I ran only one test where I added a historical node (still on m4.xlarge but with slightly increased heap and direct memory over baseline). This did not seem to have any impact at all.
Maybe this inconsistency is just what you get from AWS EC2 instances. And admittedly I probably did not run enough instances of the test script. Running hundreds or thousands of iterations might help even out the blips in hardware performance, but that is really time consuming. Anyway, I am left unsure about what are the most effective tweaks to make to improve performance. Any suggestions?

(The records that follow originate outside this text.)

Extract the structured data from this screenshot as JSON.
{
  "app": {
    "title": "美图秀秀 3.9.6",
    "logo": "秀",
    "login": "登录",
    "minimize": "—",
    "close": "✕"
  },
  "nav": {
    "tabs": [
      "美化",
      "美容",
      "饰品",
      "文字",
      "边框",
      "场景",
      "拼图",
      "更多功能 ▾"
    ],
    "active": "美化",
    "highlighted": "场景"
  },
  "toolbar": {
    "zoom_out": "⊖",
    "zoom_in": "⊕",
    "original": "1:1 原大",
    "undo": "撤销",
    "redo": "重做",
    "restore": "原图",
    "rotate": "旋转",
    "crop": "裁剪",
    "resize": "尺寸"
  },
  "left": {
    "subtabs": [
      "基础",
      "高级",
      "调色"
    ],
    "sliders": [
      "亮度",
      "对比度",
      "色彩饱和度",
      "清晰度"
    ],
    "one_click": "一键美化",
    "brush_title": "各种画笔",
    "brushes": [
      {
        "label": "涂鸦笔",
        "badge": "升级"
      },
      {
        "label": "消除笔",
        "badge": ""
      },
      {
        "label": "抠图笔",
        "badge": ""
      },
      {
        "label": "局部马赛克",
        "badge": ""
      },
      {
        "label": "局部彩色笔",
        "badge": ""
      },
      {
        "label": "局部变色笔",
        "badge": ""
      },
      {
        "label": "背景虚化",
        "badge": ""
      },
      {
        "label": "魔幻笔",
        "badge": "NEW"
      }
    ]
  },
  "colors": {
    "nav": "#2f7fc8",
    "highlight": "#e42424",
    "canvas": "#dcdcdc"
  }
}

Our data source: due to the nature of our data and some of our use cases, our schema results in pretty much zero ingestion roll-up. Nearly every row has a unique ID. (We need the unique ids to support a different, Select-query based use case but are considering making a different data source that is a closer fit for the Group By use case that would allow for some degree of roll-up during ingestion - this is definitely conceivable, but how much difference would it make?) Our segment granularity is one day. Data is in 596 intervals, 87.5 GB, though it was slightly smaller when I ran the tests, roughly around 72 GB. Segment sizes range from around 75 MB to 300 MB. Most are pretty close to 200 MB. We have 27 dimensions and 9 metrics.